# Elementary matrices and the general linear group

** Published:**

*THIS POST IS CURRENTLY UNDER CONSTRUCTION*

## Introduction

In a previous blog post, we showed how systems of linear equations can be represented as a matrix equation. For example, the system of linear equations,

\[\begin{align*}a_{1,1}x_1 + a_{1,2}x_2 + a_{1,3}x_3 &= b_1 \\ a_{2,1}x_1 + a_{2,2}x_2 + a_{2,3}x_3 &= b_2 \\ a_{3,1}x_1 + a_{3,2}x_2 + a_{3,3}x_3 &= b_3 \end{align*}\]can be represented succinctly as

\[\boldsymbol{Ax} = \boldsymbol{b}\]where $\boldsymbol{A}$ is the matrix of coefficients $a_{1,1}, a_{1,2}, \dots, a_{3,3}$ and $\boldsymbol{b}$ is the matrix of coefficients of $b_1, b_2,$ and $b_3$. Furthermore, we noted that this system will have exactly one solution if $\boldsymbol{A}$ is an invertible matrix.
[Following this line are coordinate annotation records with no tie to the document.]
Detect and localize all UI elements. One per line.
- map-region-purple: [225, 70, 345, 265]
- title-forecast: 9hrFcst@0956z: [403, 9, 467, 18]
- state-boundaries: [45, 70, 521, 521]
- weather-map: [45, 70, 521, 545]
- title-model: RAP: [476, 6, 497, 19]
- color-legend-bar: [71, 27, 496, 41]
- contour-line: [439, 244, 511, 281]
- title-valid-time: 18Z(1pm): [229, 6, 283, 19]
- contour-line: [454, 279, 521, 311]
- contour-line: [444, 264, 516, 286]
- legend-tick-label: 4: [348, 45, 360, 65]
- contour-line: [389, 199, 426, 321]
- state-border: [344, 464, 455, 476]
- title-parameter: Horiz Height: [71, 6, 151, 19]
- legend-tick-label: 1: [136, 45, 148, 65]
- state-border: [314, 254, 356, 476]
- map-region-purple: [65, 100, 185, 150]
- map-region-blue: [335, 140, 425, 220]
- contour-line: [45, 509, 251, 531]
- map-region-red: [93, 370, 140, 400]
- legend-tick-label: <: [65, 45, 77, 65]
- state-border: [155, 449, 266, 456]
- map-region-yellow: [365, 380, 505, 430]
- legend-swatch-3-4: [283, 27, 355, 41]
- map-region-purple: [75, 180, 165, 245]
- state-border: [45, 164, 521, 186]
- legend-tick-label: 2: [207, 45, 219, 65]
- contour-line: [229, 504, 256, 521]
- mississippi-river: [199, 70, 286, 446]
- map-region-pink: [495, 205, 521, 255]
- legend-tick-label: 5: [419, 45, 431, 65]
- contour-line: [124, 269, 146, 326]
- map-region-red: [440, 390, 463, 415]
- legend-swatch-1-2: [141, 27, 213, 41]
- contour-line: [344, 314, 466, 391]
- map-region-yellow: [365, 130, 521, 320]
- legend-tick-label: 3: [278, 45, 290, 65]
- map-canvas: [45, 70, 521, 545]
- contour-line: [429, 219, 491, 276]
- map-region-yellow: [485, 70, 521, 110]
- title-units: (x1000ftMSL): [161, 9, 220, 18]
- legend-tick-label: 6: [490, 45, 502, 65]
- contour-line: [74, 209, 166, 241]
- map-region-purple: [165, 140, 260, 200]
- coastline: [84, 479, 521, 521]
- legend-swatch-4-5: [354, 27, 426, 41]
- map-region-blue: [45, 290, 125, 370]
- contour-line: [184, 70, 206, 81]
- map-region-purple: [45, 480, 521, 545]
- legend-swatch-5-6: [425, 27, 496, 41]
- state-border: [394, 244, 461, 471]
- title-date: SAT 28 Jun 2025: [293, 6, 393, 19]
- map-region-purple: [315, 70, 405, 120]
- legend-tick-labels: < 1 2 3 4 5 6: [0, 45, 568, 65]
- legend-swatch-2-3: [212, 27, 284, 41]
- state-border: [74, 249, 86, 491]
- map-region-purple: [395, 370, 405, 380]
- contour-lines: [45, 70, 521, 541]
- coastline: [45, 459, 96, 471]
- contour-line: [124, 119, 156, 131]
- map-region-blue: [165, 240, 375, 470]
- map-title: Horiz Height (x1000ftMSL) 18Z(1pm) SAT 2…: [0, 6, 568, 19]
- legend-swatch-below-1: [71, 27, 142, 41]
In this post, we will discuss how one can solve for this exact solution using a series of operations of the system that involve a particular class of invertible matrices called the **elementary matrices**. We will show that any invertible matrix can be converted to another invertible matrix by performing some sequence of matrix multiplications with elementary matrices. In fact, this reveals an elegant mathematical structure regarding invertible matrices: they form a **group**. That is, you can always go from one invertible matrix to another via a series of multipliciations by elementary row matrices!

## Elementary row operations

Before digging into matrices, let’s first discuss how one can go about solving a system of linear equations. Say we have a system with three equations and three variables:

\[\begin{align*}a_{1,1}x_1 + a_{1,2}x_2 + a_{1,3}x_3 &= b_1 \\ a_{2,1}x_1 + a_{2,2}x_2 + a_{2,3}x_3 &= b_2 \\ a_{3,1}x_1 + a_{3,2}x_2 + a_{3,3}x_3 &= b_3 \end{align*}\]To solve such a system, our goal is perform simple algebraic operations on these equations until we convert the system to one with the following form:

\[\begin{align*}x_1 &= c_1 \\ x_2 &= c_2 \\ x_3 &= c_3 \end{align*}\]where $c_1, c_2$, and $c_3$ are the solutions to the system – that is, they are the values we can assign to $x_1, x_2$, and $x_3$ so that all of the equations in the system are valid.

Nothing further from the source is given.